Validation & Accuracy
Binx has been extensively validated against the original R implementations to ensure accuracy.
Validation Summary
| Component | Reference | Tests | Accuracy |
|---|---|---|---|
| rrblup-rs | R/rrBLUP | 52 | 5-6 decimal places |
| gwaspoly-rs | R/GWASpoly | Multiple configs | 4-5 decimal places |
rrblup-rs Validation
The rrblup-rs crate implements R/rrBLUP’s mixed.solve function. It was validated with 52 test cases covering:
Variance Component Estimation (REML)
# R/rrBLUP
library(rrBLUP)
result <- mixed.solve(y, K=K)
result$Vu # Genetic variance
result$Ve # Residual variance
# Binx produces matching values
Fixed and Random Effect Predictions
- BLUP predictions for random effects
- BLUE estimates for fixed effects
- Standard errors
Edge Cases
- Missing phenotype data
- Singular kinship matrices
- Small sample sizes
gwaspoly-rs Validation
The gwaspoly-rs crate was validated against R/GWASpoly across:
Configurations Tested
| Configuration | Description |
|---|---|
| LOCO vs non-LOCO | Leave-One-Chromosome-Out kinship |
| With/without PCs | P+K model vs K-only model |
| Multiple genetic models | Additive, general, dominance |
| With/without covariates | Factor and numeric covariates |
Test Data
Validation used:
- Simulated tetraploid datasets
- Real potato GWAS data (from GWASpoly paper)

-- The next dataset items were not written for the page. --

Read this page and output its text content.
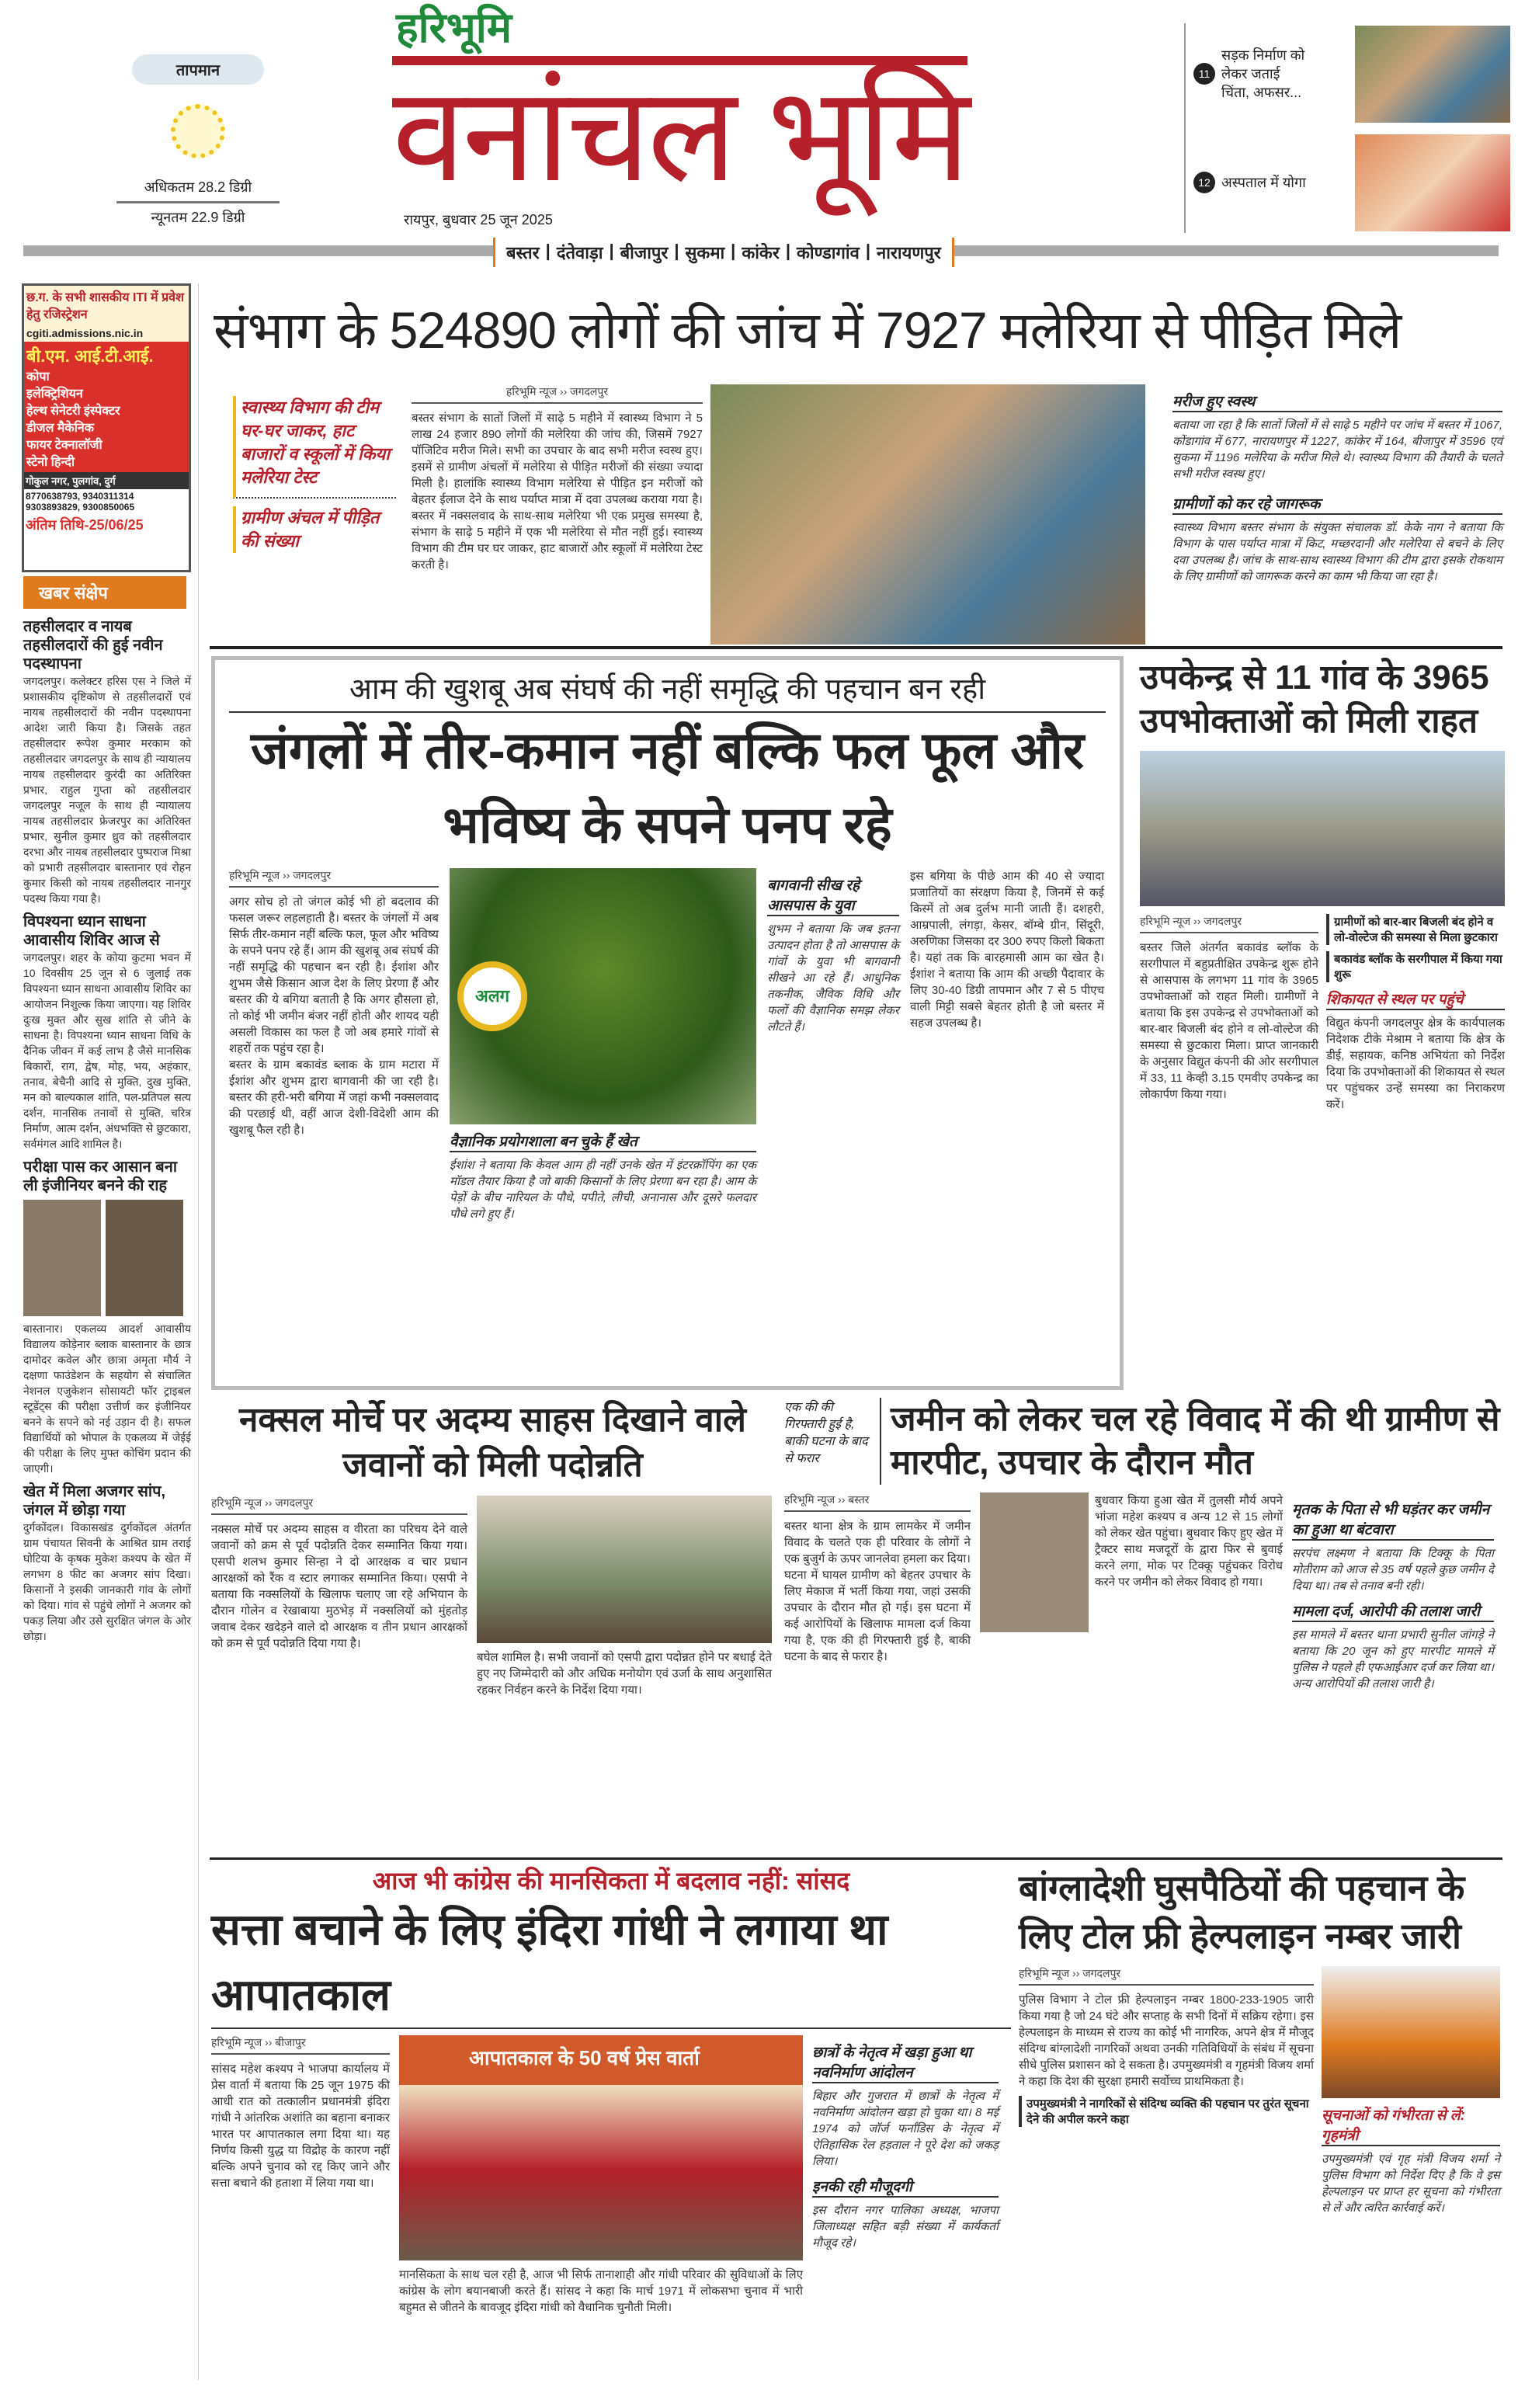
तापमान
अधिकतम 28.2 डिग्री
न्यूनतम 22.9 डिग्री
हरिभूमि
वनांचल भूमि
रायपुर, बुधवार 25 जून 2025
11
सड़क निर्माण को लेकर जताई चिंता, अफसर...
12 अस्पताल में योगा
बस्तर | दंतेवाड़ा | बीजापुर | सुकमा | कांकेर | कोण्डागांव | नारायणपुर
छ.ग. के सभी शासकीय ITI में प्रवेश हेतु रजिस्ट्रेशन
cgiti.admissions.nic.in
बी.एम. आई.टी.आई.
कोपा
इलेक्ट्रिशियन
हेल्थ सेनेटरी इंस्पेक्टर
डीजल मैकेनिक
फायर टेक्नालॉजी
स्टेनो हिन्दी
गोकुल नगर, पुलगांव, दुर्ग
8770638793, 9340311314 9303893829, 9300850065
अंतिम तिथि-25/06/25
खबर संक्षेप
तहसीलदार व नायब तहसीलदारों की हुई नवीन पदस्थापना
जगदलपुर। कलेक्टर हरिस एस ने जिले में प्रशासकीय दृष्टिकोण से तहसीलदारों एवं नायब तहसीलदारों की नवीन पदस्थापना आदेश जारी किया है। जिसके तहत तहसीलदार रूपेश कुमार मरकाम को तहसीलदार जगदलपुर के साथ ही न्यायालय नायब तहसीलदार कुरंदी का अतिरिक्त प्रभार, राहुल गुप्ता को तहसीलदार जगदलपुर नजूल के साथ ही न्यायालय नायब तहसीलदार फ्रेजरपुर का अतिरिक्त प्रभार, सुनील कुमार ध्रुव को तहसीलदार दरभा और नायब तहसीलदार पुष्पराज मिश्रा को प्रभारी तहसीलदार बास्तानार एवं रोहन कुमार किसी को नायब तहसीलदार नानगुर पदस्थ किया गया है।
विपश्यना ध्यान साधना आवासीय शिविर आज से
जगदलपुर। शहर के कोया कुटमा भवन में 10 दिवसीय 25 जून से 6 जुलाई तक विपश्यना ध्यान साधना आवासीय शिविर का आयोजन निशुल्क किया जाएगा। यह शिविर दुःख मुक्त और सुख शांति से जीने के साधना है। विपश्यना ध्यान साधना विधि के दैनिक जीवन में कई लाभ है जैसे मानसिक बिकारों, राग, द्वेष, मोह, भय, अहंकार, तनाव, बेचैनी आदि से मुक्ति, दुख मुक्ति, मन को बाल्यकाल शांति, पल-प्रतिपल सत्य दर्शन, मानसिक तनावों से मुक्ति, चरित्र निर्माण, आत्म दर्शन, अंधभक्ति से छुटकारा, सर्वमंगल आदि शामिल है।
परीक्षा पास कर आसान बना ली इंजीनियर बनने की राह
बास्तानार। एकलव्य आदर्श आवासीय विद्यालय कोड़ेनार ब्लाक बास्तानार के छात्र दामोदर कवेल और छात्रा अमृता मौर्य ने दक्षणा फाउंडेशन के सहयोग से संचालित नेशनल एजुकेशन सोसायटी फॉर ट्राइबल स्टूडेंट्स की परीक्षा उत्तीर्ण कर इंजीनियर बनने के सपने को नई उड़ान दी है। सफल विद्यार्थियों को भोपाल के एकलव्य में जेईई की परीक्षा के लिए मुफ्त कोचिंग प्रदान की जाएगी।
खेत में मिला अजगर सांप, जंगल में छोड़ा गया
दुर्गकोंदल। विकासखंड दुर्गकोंदल अंतर्गत ग्राम पंचायत सिवनी के आश्रित ग्राम तराई घोटिया के कृषक मुकेश कश्यप के खेत में लगभग 8 फीट का अजगर सांप दिखा। किसानों ने इसकी जानकारी गांव के लोगों को दिया। गांव से पहुंचे लोगों ने अजगर को पकड़ लिया और उसे सुरक्षित जंगल के ओर छोड़ा।
संभाग के 524890 लोगों की जांच में 7927 मलेरिया से पीड़ित मिले
स्वास्थ्य विभाग की टीम घर-घर जाकर, हाट बाजारों व स्कूलों में किया मलेरिया टेस्ट
ग्रामीण अंचल में पीड़ित की संख्या
हरिभूमि न्यूज ›› जगदलपुर
बस्तर संभाग के सातों जिलों में साढ़े 5 महीने में स्वास्थ्य विभाग ने 5 लाख 24 हजार 890 लोगों की मलेरिया की जांच की, जिसमें 7927 पॉजिटिव मरीज मिले। सभी का उपचार के बाद सभी मरीज स्वस्थ हुए। इसमें से ग्रामीण अंचलों में मलेरिया से पीड़ित मरीजों की संख्या ज्यादा मिली है। हालांकि स्वास्थ्य विभाग मलेरिया से पीड़ित इन मरीजों को बेहतर ईलाज देने के साथ पर्याप्त मात्रा में दवा उपलब्ध कराया गया है। बस्तर में नक्सलवाद के साथ-साथ मलेरिया भी एक प्रमुख समस्या है, संभाग के साढ़े 5 महीने में एक भी मलेरिया से मौत नहीं हुई। स्वास्थ्य विभाग की टीम घर घर जाकर, हाट बाजारों और स्कूलों में मलेरिया टेस्ट करती है।
मरीज हुए स्वस्थ
बताया जा रहा है कि सातों जिलों में से साढ़े 5 महीने पर जांच में बस्तर में 1067, कोंडागांव में 677, नारायणपुर में 1227, कांकेर में 164, बीजापुर में 3596 एवं सुकमा में 1196 मलेरिया के मरीज मिले थे। स्वास्थ्य विभाग की तैयारी के चलते सभी मरीज स्वस्थ हुए।
ग्रामीणों को कर रहे जागरूक
स्वास्थ्य विभाग बस्तर संभाग के संयुक्त संचालक डॉ. केके नाग ने बताया कि विभाग के पास पर्याप्त मात्रा में किट, मच्छरदानी और मलेरिया से बचने के लिए दवा उपलब्ध है। जांच के साथ-साथ स्वास्थ्य विभाग की टीम द्वारा इसके रोकथाम के लिए ग्रामीणों को जागरूक करने का काम भी किया जा रहा है।
आम की खुशबू अब संघर्ष की नहीं समृद्धि की पहचान बन रही
जंगलों में तीर-कमान नहीं बल्कि फल फूल और भविष्य के सपने पनप रहे
हरिभूमि न्यूज ›› जगदलपुर
अगर सोच हो तो जंगल कोई भी हो बदलाव की फसल जरूर लहलहाती है। बस्तर के जंगलों में अब सिर्फ तीर-कमान नहीं बल्कि फल, फूल और भविष्य के सपने पनप रहे हैं। आम की खुशबू अब संघर्ष की नहीं समृद्धि की पहचान बन रही है। ईशांश और शुभम जैसे किसान आज देश के लिए प्रेरणा हैं और बस्तर की ये बगिया बताती है कि अगर हौसला हो, तो कोई भी जमीन बंजर नहीं होती और शायद यही असली विकास का फल है जो अब हमारे गांवों से शहरों तक पहुंच रहा है।
बस्तर के ग्राम बकावंड ब्लाक के ग्राम मटारा में ईशांश और शुभम द्वारा बागवानी की जा रही है। बस्तर की हरी-भरी बगिया में जहां कभी नक्सलवाद की परछाई थी, वहीं आज देशी-विदेशी आम की खुशबू फैल रही है।
अलग
वैज्ञानिक प्रयोगशाला बन चुके हैं खेत
ईशांश ने बताया कि केवल आम ही नहीं उनके खेत में इंटरक्रॉपिंग का एक मॉडल तैयार किया है जो बाकी किसानों के लिए प्रेरणा बन रहा है। आम के पेड़ों के बीच नारियल के पौधे, पपीते, लीची, अनानास और दूसरे फलदार पौधे लगे हुए हैं।
बागवानी सीख रहे आसपास के युवा
शुभम ने बताया कि जब इतना उत्पादन होता है तो आसपास के गांवों के युवा भी बागवानी सीखने आ रहे हैं। आधुनिक तकनीक, जैविक विधि और फलों की वैज्ञानिक समझ लेकर लौटते हैं।
इस बगिया के पीछे आम की 40 से ज्यादा प्रजातियों का संरक्षण किया है, जिनमें से कई किस्में तो अब दुर्लभ मानी जाती हैं। दशहरी, आम्रपाली, लंगड़ा, केसर, बॉम्बे ग्रीन, सिंदूरी, अरुणिका जिसका दर 300 रुपए किलो बिकता है। यहां तक कि बारहमासी आम का खेत है। ईशांश ने बताया कि आम की अच्छी पैदावार के लिए 30-40 डिग्री तापमान और 7 से 5 पीएच वाली मिट्टी सबसे बेहतर होती है जो बस्तर में सहज उपलब्ध है।
उपकेन्द्र से 11 गांव के 3965 उपभोक्ताओं को मिली राहत
हरिभूमि न्यूज ›› जगदलपुर
बस्तर जिले अंतर्गत बकावंड ब्लॉक के सरगीपाल में बहुप्रतीक्षित उपकेन्द्र शुरू होने से आसपास के लगभग 11 गांव के 3965 उपभोक्ताओं को राहत मिली। ग्रामीणों ने बताया कि इस उपकेन्द्र से उपभोक्ताओं को बार-बार बिजली बंद होने व लो-वोल्टेज की समस्या से छुटकारा मिला। प्राप्त जानकारी के अनुसार विद्युत कंपनी की ओर सरगीपाल में 33, 11 केव्ही 3.15 एमवीए उपकेन्द्र का लोकार्पण किया गया।
ग्रामीणों को बार-बार बिजली बंद होने व लो-वोल्टेज की समस्या से मिला छुटकारा
बकावंड ब्लॉक के सरगीपाल में किया गया शुरू
शिकायत से स्थल पर पहुंचे
विद्युत कंपनी जगदलपुर क्षेत्र के कार्यपालक निदेशक टीके मेश्राम ने बताया कि क्षेत्र के डीई, सहायक, कनिष्ठ अभियंता को निर्देश दिया कि उपभोक्ताओं की शिकायत से स्थल पर पहुंचकर उन्हें समस्या का निराकरण करें।
नक्सल मोर्चे पर अदम्य साहस दिखाने वाले जवानों को मिली पदोन्नति
हरिभूमि न्यूज ›› जगदलपुर
नक्सल मोर्चे पर अदम्य साहस व वीरता का परिचय देने वाले जवानों को क्रम से पूर्व पदोन्नति देकर सम्मानित किया गया। एसपी शलभ कुमार सिन्हा ने दो आरक्षक व चार प्रधान आरक्षकों को रैंक व स्टार लगाकर सम्मानित किया। एसपी ने बताया कि नक्सलियों के खिलाफ चलाए जा रहे अभियान के दौरान गोलेन व रेखाबाया मुठभेड़ में नक्सलियों को मुंहतोड़ जवाब देकर खदेड़ने वाले दो आरक्षक व तीन प्रधान आरक्षकों को क्रम से पूर्व पदोन्नति दिया गया है।
बघेल शामिल है। सभी जवानों को एसपी द्वारा पदोन्नत होने पर बधाई देते हुए नए जिम्मेदारी को और अधिक मनोयोग एवं उर्जा के साथ अनुशासित रहकर निर्वहन करने के निर्देश दिया गया।
एक की की गिरफ्तारी हुई है, बाकी घटना के बाद से फरार
जमीन को लेकर चल रहे विवाद में की थी ग्रामीण से मारपीट, उपचार के दौरान मौत
हरिभूमि न्यूज ›› बस्तर
बस्तर थाना क्षेत्र के ग्राम लामकेर में जमीन विवाद के चलते एक ही परिवार के लोगों ने एक बुजुर्ग के ऊपर जानलेवा हमला कर दिया। घटना में घायल ग्रामीण को बेहतर उपचार के लिए मेकाज में भर्ती किया गया, जहां उसकी उपचार के दौरान मौत हो गई। इस घटना में कई आरोपियों के खिलाफ मामला दर्ज किया गया है, एक की ही गिरफ्तारी हुई है, बाकी घटना के बाद से फरार है।
बुधवार किया हुआ खेत में तुलसी मौर्य अपने भांजा महेश कश्यप व अन्य 12 से 15 लोगों को लेकर खेत पहुंचा। बुधवार किए हुए खेत में ट्रैक्टर साथ मजदूरों के द्वारा फिर से बुवाई करने लगा, मोक पर टिक्कू पहुंचकर विरोध करने पर जमीन को लेकर विवाद हो गया।
मृतक के पिता से भी घड़ंतर कर जमीन का हुआ था बंटवारा
सरपंच लक्ष्मण ने बताया कि टिक्कू के पिता मोतीराम को आज से 35 वर्ष पहले कुछ जमीन दे दिया था। तब से तनाव बनी रही।
मामला दर्ज, आरोपी की तलाश जारी
इस मामले में बस्तर थाना प्रभारी सुनील जांगड़े ने बताया कि 20 जून को हुए मारपीट मामले में पुलिस ने पहले ही एफआईआर दर्ज कर लिया था। अन्य आरोपियों की तलाश जारी है।
आज भी कांग्रेस की मानसिकता में बदलाव नहीं: सांसद
सत्ता बचाने के लिए इंदिरा गांधी ने लगाया था आपातकाल
हरिभूमि न्यूज ›› बीजापुर
सांसद महेश कश्यप ने भाजपा कार्यालय में प्रेस वार्ता में बताया कि 25 जून 1975 की आधी रात को तत्कालीन प्रधानमंत्री इंदिरा गांधी ने आंतरिक अशांति का बहाना बनाकर भारत पर आपातकाल लगा दिया था। यह निर्णय किसी युद्ध या विद्रोह के कारण नहीं बल्कि अपने चुनाव को रद्द किए जाने और सत्ता बचाने की हताशा में लिया गया था।
आपातकाल के 50 वर्ष प्रेस वार्ता
मानसिकता के साथ चल रही है, आज भी सिर्फ तानाशाही और गांधी परिवार की सुविधाओं के लिए कांग्रेस के लोग बयानबाजी करते हैं। सांसद ने कहा कि मार्च 1971 में लोकसभा चुनाव में भारी बहुमत से जीतने के बावजूद इंदिरा गांधी को वैधानिक चुनौती मिली।
छात्रों के नेतृत्व में खड़ा हुआ था नवनिर्माण आंदोलन
बिहार और गुजरात में छात्रों के नेतृत्व में नवनिर्माण आंदोलन खड़ा हो चुका था। 8 मई 1974 को जॉर्ज फर्नांडिस के नेतृत्व में ऐतिहासिक रेल हड़ताल ने पूरे देश को जकड़ लिया।
इनकी रही मौजूदगी
इस दौरान नगर पालिका अध्यक्ष, भाजपा जिलाध्यक्ष सहित बड़ी संख्या में कार्यकर्ता मौजूद रहे।
बांग्लादेशी घुसपैठियों की पहचान के लिए टोल फ्री हेल्पलाइन नम्बर जारी
हरिभूमि न्यूज ›› जगदलपुर
पुलिस विभाग ने टोल फ्री हेल्पलाइन नम्बर 1800-233-1905 जारी किया गया है जो 24 घंटे और सप्ताह के सभी दिनों में सक्रिय रहेगा। इस हेल्पलाइन के माध्यम से राज्य का कोई भी नागरिक, अपने क्षेत्र में मौजूद संदिग्ध बांग्लादेशी नागरिकों अथवा उनकी गतिविधियों के संबंध में सूचना सीधे पुलिस प्रशासन को दे सकता है। उपमुख्यमंत्री व गृहमंत्री विजय शर्मा ने कहा कि देश की सुरक्षा हमारी सर्वोच्च प्राथमिकता है।
उपमुख्यमंत्री ने नागरिकों से संदिग्ध व्यक्ति की पहचान पर तुरंत सूचना देने की अपील करने कहा	सूचनाओं को गंभीरता से लें: गृहमंत्री
उपमुख्यमंत्री एवं गृह मंत्री विजय शर्मा ने पुलिस विभाग को निर्देश दिए है कि वे इस हेल्पलाइन पर प्राप्त हर सूचना को गंभीरता से लें और त्वरित कार्रवाई करें।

- Various sample sizes (100-500)
Results Comparison
P-values match to 4-5 decimal places:
Marker R/GWASpoly Binx Difference
SNP001 3.21e-05 3.21e-05 < 1e-09
SNP002 0.4687 0.4687 < 1e-06
SNP003 1.45e-03 1.45e-03 < 1e-08
Running Validation Tests
Validation scripts are in the repository:
# Clone repository
git clone https://github.com/alex-sandercock/Binx.git
cd Binx
# Run parity tests
cd tests/parity
Rscript compare_rrblup.R
Rscript compare_gwaspoly.R
Known Differences
Minor numerical differences can arise from:
- Floating point precision: Rust and R may handle edge cases slightly differently
- Optimization convergence: REML optimization may converge to slightly different points
- Random number generation: If any stochastic elements are used
These differences are typically < 1e-5 and do not affect biological conclusions.
Continuous Integration
Validation tests run automatically on each release:
- Comparison against R reference outputs
- Regression tests for all commands
- Edge case handling
Reporting Issues
If you find discrepancies between Binx and R implementations:
- Check input file formats match exactly
- Verify parameter settings are equivalent
- Report via GitHub Issues
Include:
- Input data (or minimal reproducible example)
- R code and output
- Binx command and output
- Expected vs actual results
References
-
Endelman, J.B. (2011). Ridge regression and other kernels for genomic selection with R package rrBLUP. The Plant Genome 4:250-255.
-
Rosyara, U.R., De Jong, W.S., Douches, D.S., & Endelman, J.B. (2016). Software for genome-wide association studies in autopolyploids and its application to potato. The Plant Genome 9(2).